La campagne Cette fois je vote du Parlement européen vise les Européens qui n'iront "plutôt pas voter" (24% en France): "Ce qui compte ce n'est pas qu'ils soient pour ou contre mais de donner une légitimité au Parlement nouvellement élu. Pour cela il faut une large participation", défend Isabelle Coustet, représentante du Parlement européen en France. Mais ces potentiels abstentionnistes représentent tout de même une potentielle réserve de voix pour des partis anti-UE.

Le désintérêt pour les élections européennes s'observe aussi dans cette donnée : 43% des Européens ont une opinion "neutre" du rôle du Parlement européen (et 51% des Français), une donnée stable depuis plusieurs années, bien que 48% souhaiteraient aujourd'hui que le Parlement "joue un rôle plus important". "Les Européens et les Français connaissent mal les institutions européennes mais ils ne connaissent pas tellement mieux les institutions nationales", relativise Christine Verger.

Des préoccupations nationales

Enfin, les préoccupations des sondés à sept mois des élections sont disparates et reflètent aussi des problématiques intérieures. Si l'économie est le sujet de prédilection des Polonais ou des Portugais, l'immigration est celui des Espagnols, des Italiens, des Grecs ou encore des Bulgares. Les Français (+14 points par rapport à avril 2018), les Estoniens et les Finlandais placent quant à eux la lutte contre le changement climatique et la protection de l'environnement en tête de leurs préoccupations - tandis que seuls 18% des Bulgares considèrent ce thème comme prioritaire pour la campagne.
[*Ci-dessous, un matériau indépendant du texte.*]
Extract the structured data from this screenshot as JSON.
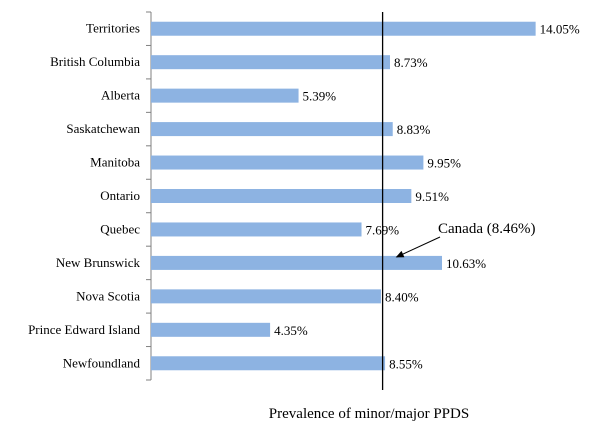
{
  "chart_data": {
    "type": "bar",
    "orientation": "horizontal",
    "categories": [
      "Territories",
      "British Columbia",
      "Alberta",
      "Saskatchewan",
      "Manitoba",
      "Ontario",
      "Quebec",
      "New Brunswick",
      "Nova Scotia",
      "Prince Edward Island",
      "Newfoundland"
    ],
    "values": [
      14.05,
      8.73,
      5.39,
      8.83,
      9.95,
      9.51,
      7.69,
      10.63,
      8.4,
      4.35,
      8.55
    ],
    "value_labels": [
      "14.05%",
      "8.73%",
      "5.39%",
      "8.83%",
      "9.95%",
      "9.51%",
      "7.69%",
      "10.63%",
      "8.40%",
      "4.35%",
      "8.55%"
    ],
    "title": "",
    "xlabel": "Prevalence of minor/major PPDS",
    "ylabel": "",
    "xlim": [
      0,
      14.1
    ],
    "reference_line": {
      "value": 8.46,
      "label": "Canada (8.46%)"
    },
    "bar_color": "#8db3e2",
    "grid": false,
    "legend": "none"
  }
}
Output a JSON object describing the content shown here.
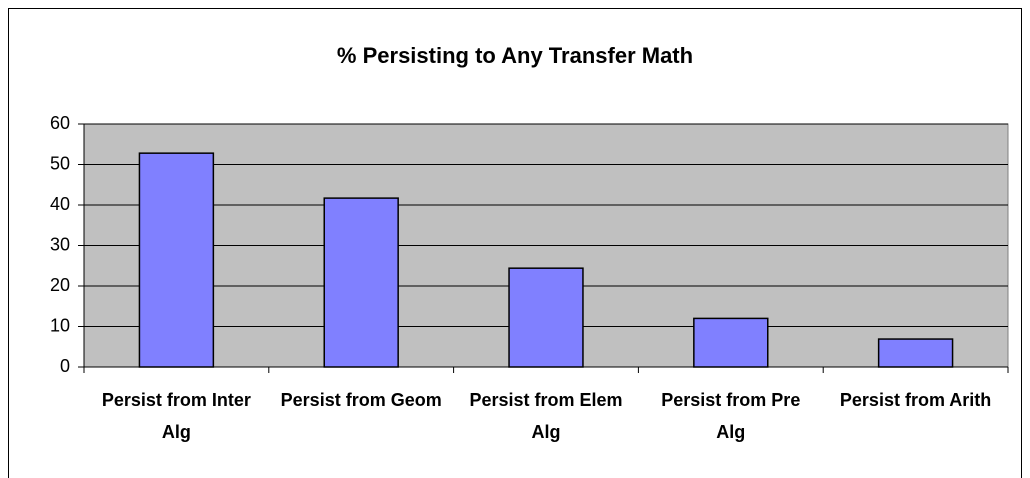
{
  "chart_data": {
    "type": "bar",
    "title": "% Persisting to Any Transfer Math",
    "categories": [
      "Persist from Inter Alg",
      "Persist from Geom",
      "Persist from Elem Alg",
      "Persist from Pre Alg",
      "Persist from Arith"
    ],
    "values": [
      52.8,
      41.7,
      24.4,
      12,
      6.9
    ],
    "color": "#8080ff",
    "ylim": [
      0,
      60
    ],
    "yticks": [
      0,
      10,
      20,
      30,
      40,
      50,
      60
    ],
    "grid": true
  }
}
"Nos dirigeants passent relativement peu de temps à expliquer ce que fait l'UE, donc il y a un effort pédagogique énorme à effectuer pour expliquer les pouvoirs du Parlement européen", juge Christine Verger. Car pour de nombreux citoyens, il y a une confusion sur les compétences dont dispose l'Union européenne. Par exemple, "combattre le chômage des jeunes" est, pour l'ensemble des sondés, le troisième sujet prioritaire qui devrait être discuté durant la campagne, de même que "la protection sociale des Européens" (en septième position) : des compétences principalement entre les mains des États.

Enfin, si seuls 41% des Européens interrogés savent pour le moment que des élections européennes auront lieu en 2019 (29% des Français), cette tendance est en hausse de 9 points par rapport à avril (+12 points pour la France). Les différences entre cet Eurobaromètre et celui d'avril - notamment sur les questions relatives à la volonté de se rendre aux urnes ou aux préoccupations prioritaires des citoyens - demeurent importantes. Il est donc peut-être un peu tôt pour tirer des conclusions concernant ces prochaines élections, alors que la campagne n'a pas encore officiellement débuté.